Verordening rioolheffing 2017
De Raad van de gemeente Uden;
gelezen het voorstel van het college van burgemeester en wethouders van 8
november 2016;
gelet op artikel 228a van de Gemeentewet;
b e s l u i t
vast te stellen de
Verordening op de heffing en invordering van rioolheffing 2017
Artikel 1. Begripsomschrijvingen
Deze verordening verstaat onder:
- a.
perceel: een roerende of onroerende zaak of een zelfstandig gedeelte
daarvan;
- b.
gemeentelijke riolering: een voorziening of combinatie van
voorzieningen voor inzameling, verwerking, zuivering of transport
van afvalwater, hemelwater of grondwater, in eigendom, in beheer of
in onderhoud bij de gemeente;
- c.
verbruiksperiode: de periode waarop de afrekening van het
waterbedrijf betrekking heeft;
- d.
water: huishoudelijk afvalwater, bedrijfsafvalwater, hemelwater,
grondwater of oppervlaktewater.
- e.
garagebox: een overdekte en afsluitbare stallingsruimte welke
volgens de maatschappelijke opvattingen bestemd is voor het parkeren
van motorvoertuigen.
Artikel 2. Aard van de belasting
Onder de naam rioolheffing wordt een directe belasting geheven ter
bestrijding van de kosten die voor de gemeente verbonden zijn aan:
- a.
de inzameling en het transport van huishoudelijk afvalwater en
bedrijfsafvalwater, alsmede de zuivering van huishoudelijk
afvalwater; en
- b.
de inzameling van afvloeiend hemelwater en de verwerking van het
ingezamelde hemelwater, alsmede het treffen van maatregelen teneinde
structureel nadelige gevolgen van de grondwaterstand voor de aan de
grond gegeven bestemming zoveel mogelijk te voorkomen of te
beperken.
Artikel 3. Belastbaar feit en belastingplicht
- 1.
De belasting wordt geheven:
- a.
van degene die bij het begin van het belastingjaar het genot
heeft krachtens eigendom, bezit of beperkt recht van een
perceel dat direct of indirect is aangesloten op de
gemeentelijke riolering, verder te noemen: eigenarendeel;
en
- b.
van de gebruiker van een perceel van waaruit water direct of
indirect op de gemeentelijke riolering wordt afgevoerd,
verder te noemen: gebruikersdeel.
- 2.
Met betrekking tot het eigenarendeel wordt, ingeval het perceel een
onroerende zaak is, als genot- hebbende krachtens eigendom, bezit of
beperkt recht aangemerkt degene die bij het begin van het
belastingjaar als zodanig in de basisregistratie kadaster is
vermeld, tenzij blijkt dat hij op dat tijdstip geen genothebbende
krachtens eigendom, bezit of beperkt recht is.
- 3.
Met betrekking tot het gebruikersdeel, wordt als gebruiker
aangemerkt:
- a.
degene die naar de omstandigheden beoordeeld het perceel al
dan niet krachtens eigendom, bezit, beperkt recht of
persoonlijk recht gebruikt;
- b.
ingeval een gedeelte van een perceel – niet een gedeelte als
bedoeld in artikel 4 – voor gebruik is afgestaan: degene die
dat gedeelte voor gebruik heeft afgestaan.

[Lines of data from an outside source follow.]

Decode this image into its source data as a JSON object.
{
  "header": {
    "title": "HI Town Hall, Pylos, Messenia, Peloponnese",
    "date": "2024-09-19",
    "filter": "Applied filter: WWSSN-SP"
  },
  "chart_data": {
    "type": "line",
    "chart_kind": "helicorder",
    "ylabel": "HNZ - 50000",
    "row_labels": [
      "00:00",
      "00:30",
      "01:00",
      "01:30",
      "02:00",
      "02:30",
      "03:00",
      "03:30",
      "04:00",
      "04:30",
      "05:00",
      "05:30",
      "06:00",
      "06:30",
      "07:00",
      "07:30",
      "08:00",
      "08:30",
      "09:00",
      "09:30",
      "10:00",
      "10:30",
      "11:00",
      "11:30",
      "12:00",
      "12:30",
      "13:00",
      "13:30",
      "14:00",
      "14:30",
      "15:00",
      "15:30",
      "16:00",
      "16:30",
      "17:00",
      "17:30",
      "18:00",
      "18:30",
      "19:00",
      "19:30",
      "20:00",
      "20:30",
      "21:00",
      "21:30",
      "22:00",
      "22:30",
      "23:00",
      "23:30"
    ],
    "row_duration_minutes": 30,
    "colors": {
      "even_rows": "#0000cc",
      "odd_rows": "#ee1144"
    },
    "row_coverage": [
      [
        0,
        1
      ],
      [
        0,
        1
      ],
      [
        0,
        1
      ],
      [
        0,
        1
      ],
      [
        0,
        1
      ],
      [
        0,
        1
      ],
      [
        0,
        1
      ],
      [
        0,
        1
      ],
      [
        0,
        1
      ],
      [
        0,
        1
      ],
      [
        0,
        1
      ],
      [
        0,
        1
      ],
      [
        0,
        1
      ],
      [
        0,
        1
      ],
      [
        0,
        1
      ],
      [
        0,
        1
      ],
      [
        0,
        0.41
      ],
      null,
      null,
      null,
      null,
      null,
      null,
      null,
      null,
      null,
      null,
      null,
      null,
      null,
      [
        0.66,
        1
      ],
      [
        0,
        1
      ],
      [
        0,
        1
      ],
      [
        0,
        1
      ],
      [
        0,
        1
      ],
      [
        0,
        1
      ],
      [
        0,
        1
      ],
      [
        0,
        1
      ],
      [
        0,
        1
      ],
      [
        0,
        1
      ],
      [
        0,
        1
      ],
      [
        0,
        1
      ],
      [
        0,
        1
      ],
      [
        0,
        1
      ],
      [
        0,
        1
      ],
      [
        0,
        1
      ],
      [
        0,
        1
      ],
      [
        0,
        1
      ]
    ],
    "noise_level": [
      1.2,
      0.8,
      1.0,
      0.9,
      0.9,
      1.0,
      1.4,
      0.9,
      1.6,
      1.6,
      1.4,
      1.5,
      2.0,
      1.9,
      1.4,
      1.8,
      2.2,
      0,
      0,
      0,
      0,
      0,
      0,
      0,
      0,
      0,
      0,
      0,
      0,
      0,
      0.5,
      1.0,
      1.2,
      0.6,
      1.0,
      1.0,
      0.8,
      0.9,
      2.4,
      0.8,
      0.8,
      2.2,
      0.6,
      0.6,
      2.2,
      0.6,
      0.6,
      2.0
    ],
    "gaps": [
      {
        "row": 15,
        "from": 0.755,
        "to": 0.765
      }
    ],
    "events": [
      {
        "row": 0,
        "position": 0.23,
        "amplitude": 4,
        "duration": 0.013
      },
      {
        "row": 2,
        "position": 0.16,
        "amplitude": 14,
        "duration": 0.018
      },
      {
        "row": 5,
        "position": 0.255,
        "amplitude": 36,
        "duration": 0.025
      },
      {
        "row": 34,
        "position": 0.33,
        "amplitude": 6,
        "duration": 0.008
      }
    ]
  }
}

Artikel 4. Zelfstandige gedeelten
Indien gedeelten van een in artikel 3 bedoeld perceel blijkens hun indeling
bestemd zijn om als afzonderlijk geheel te worden gebruikt, wordt de
belasting geheven ter zake van elk als zodanig bestemd gedeelte, met dien
verstande dat indien twee of meer van die gedeelten tezamen als één geheel
worden gebruikt, deze als één perceel worden aangemerkt.
Artikel 5. Maatstaf van heffing
- 1.
Het eigenarendeel wordt geheven naar een vast bedrag per
perceel.
- 2.
Het gebruikersdeel wordt geheven naar het aantal kubieke meters
water dat vanuit het perceel wordt afgevoerd.
- 3.
Het aantal kubieke meters water wordt gesteld op het aantal kubieke
meters leidingwater, grondwater en oppervlaktewater dat in de
laatste aan het begin van het belastingjaar voorafgaande
verbruiksperiode naar het perceel is toegevoerd of opgepompt.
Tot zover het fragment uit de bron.